A 7-syllable phrase will often fall into the patter of

3 + 4

de hierbas / agostadas
anude / la corbata
los muros / de verano

or

4 + 3

de su sueño / de siglos
done el árbol / arraiga
los muchachos / sestean


So the 11 will often take the pattern

3 + 4 + 4

or

4 + 3 + 4

If we throw the major accent from 6 back to 4, then we get lines in the pattern

5 + 6

Follow that with 7, as in a silva and you find

5 + 6 + 7, where the 7 can be 3 + 4 or 4 + 3.
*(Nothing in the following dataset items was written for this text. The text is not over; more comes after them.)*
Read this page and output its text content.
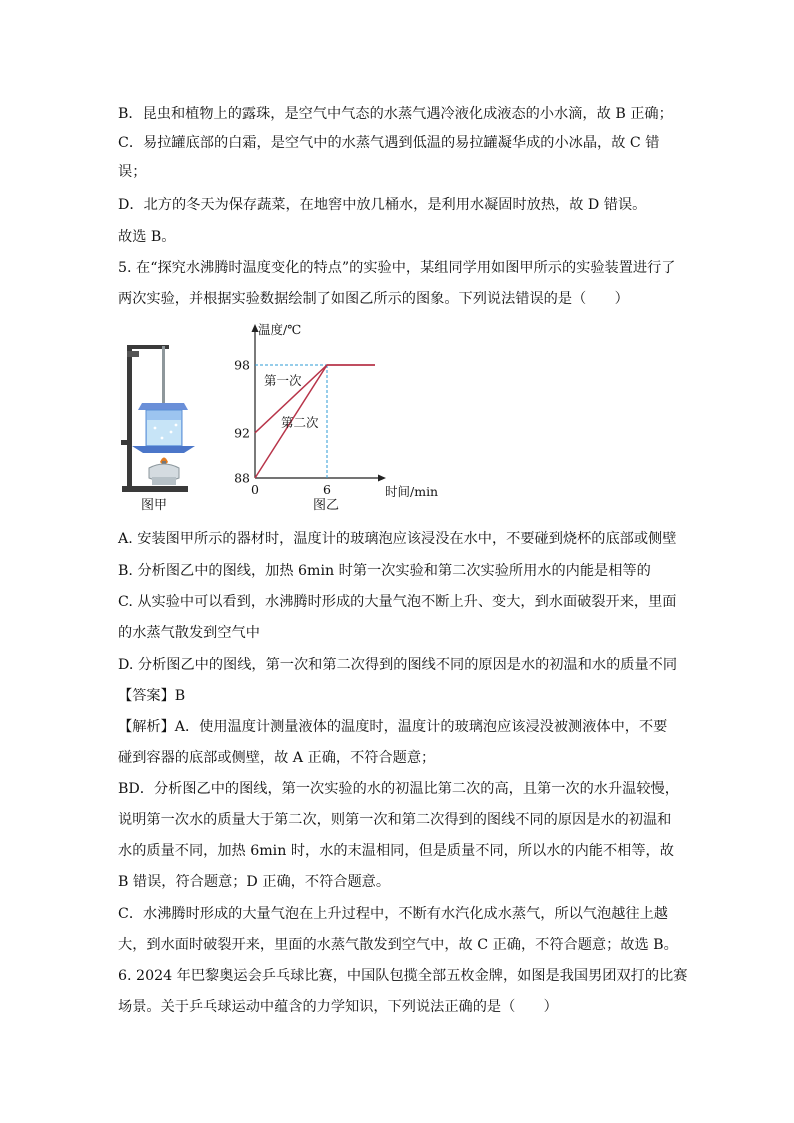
B．昆虫和植物上的露珠，是空气中气态的水蒸气遇冷液化成液态的小水滴，故 B 正确；
C．易拉罐底部的白霜，是空气中的水蒸气遇到低温的易拉罐凝华成的小冰晶，故 C 错
误；
D．北方的冬天为保存蔬菜，在地窖中放几桶水，是利用水凝固时放热，故 D 错误。
故选 B。
5. 在“探究水沸腾时温度变化的特点”的实验中，某组同学用如图甲所示的实验装置进行了
两次实验，并根据实验数据绘制了如图乙所示的图象。下列说法错误的是（　　）
图甲
88
92
98
0	6
温度/℃
时间/min
第一次
第二次
图乙
A. 安装图甲所示的器材时，温度计的玻璃泡应该浸没在水中，不要碰到烧杯的底部或侧壁
B. 分析图乙中的图线，加热 6min 时第一次实验和第二次实验所用水的内能是相等的
C. 从实验中可以看到，水沸腾时形成的大量气泡不断上升、变大，到水面破裂开来，里面
的水蒸气散发到空气中
D. 分析图乙中的图线，第一次和第二次得到的图线不同的原因是水的初温和水的质量不同
【答案】B
【解析】A．使用温度计测量液体的温度时，温度计的玻璃泡应该浸没被测液体中，不要
碰到容器的底部或侧壁，故 A 正确，不符合题意；
BD．分析图乙中的图线，第一次实验的水的初温比第二次的高，且第一次的水升温较慢，
说明第一次水的质量大于第二次，则第一次和第二次得到的图线不同的原因是水的初温和
水的质量不同，加热 6min 时，水的末温相同，但是质量不同，所以水的内能不相等，故
B 错误，符合题意；D 正确，不符合题意。
C．水沸腾时形成的大量气泡在上升过程中，不断有水汽化成水蒸气，所以气泡越往上越
大，到水面时破裂开来，里面的水蒸气散发到空气中，故 C 正确，不符合题意；故选 B。
6. 2024 年巴黎奥运会乒乓球比赛，中国队包揽全部五枚金牌，如图是我国男团双打的比赛
场景。关于乒乓球运动中蕴含的力学知识，下列说法正确的是（　　）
People think of metrics as a set of rigid constraints. Thoughtless people. I think of a process of a kind of conquest of fluidity. The fluidity of English blank-verse is a marvelous thing, and the equivalent in Spanish, as Carlos Piera has pointed out to me, is the baroque silva. Free verse in Spanish is essentially a rhymeless silva with some verses of nine thrown in from time to time.

The paradox, of course, is that the perfect model of fluidity is prose itself. Verse moves toward a prose idea as is gets looser and more fluid. Juan Ramón Jiménez wrote out all his marvelous free verse as prose poetry in his later life.

Someone once said that you couldn't tell Milton from prose unless you saw it on the page. That is at once profoundly dumb and very astute, because it all comes down to perception. If we are reading verse on the page we know to tap into the prosodic brain. If we are reading prose we tend not to. Perhaps wrongly, but there it is.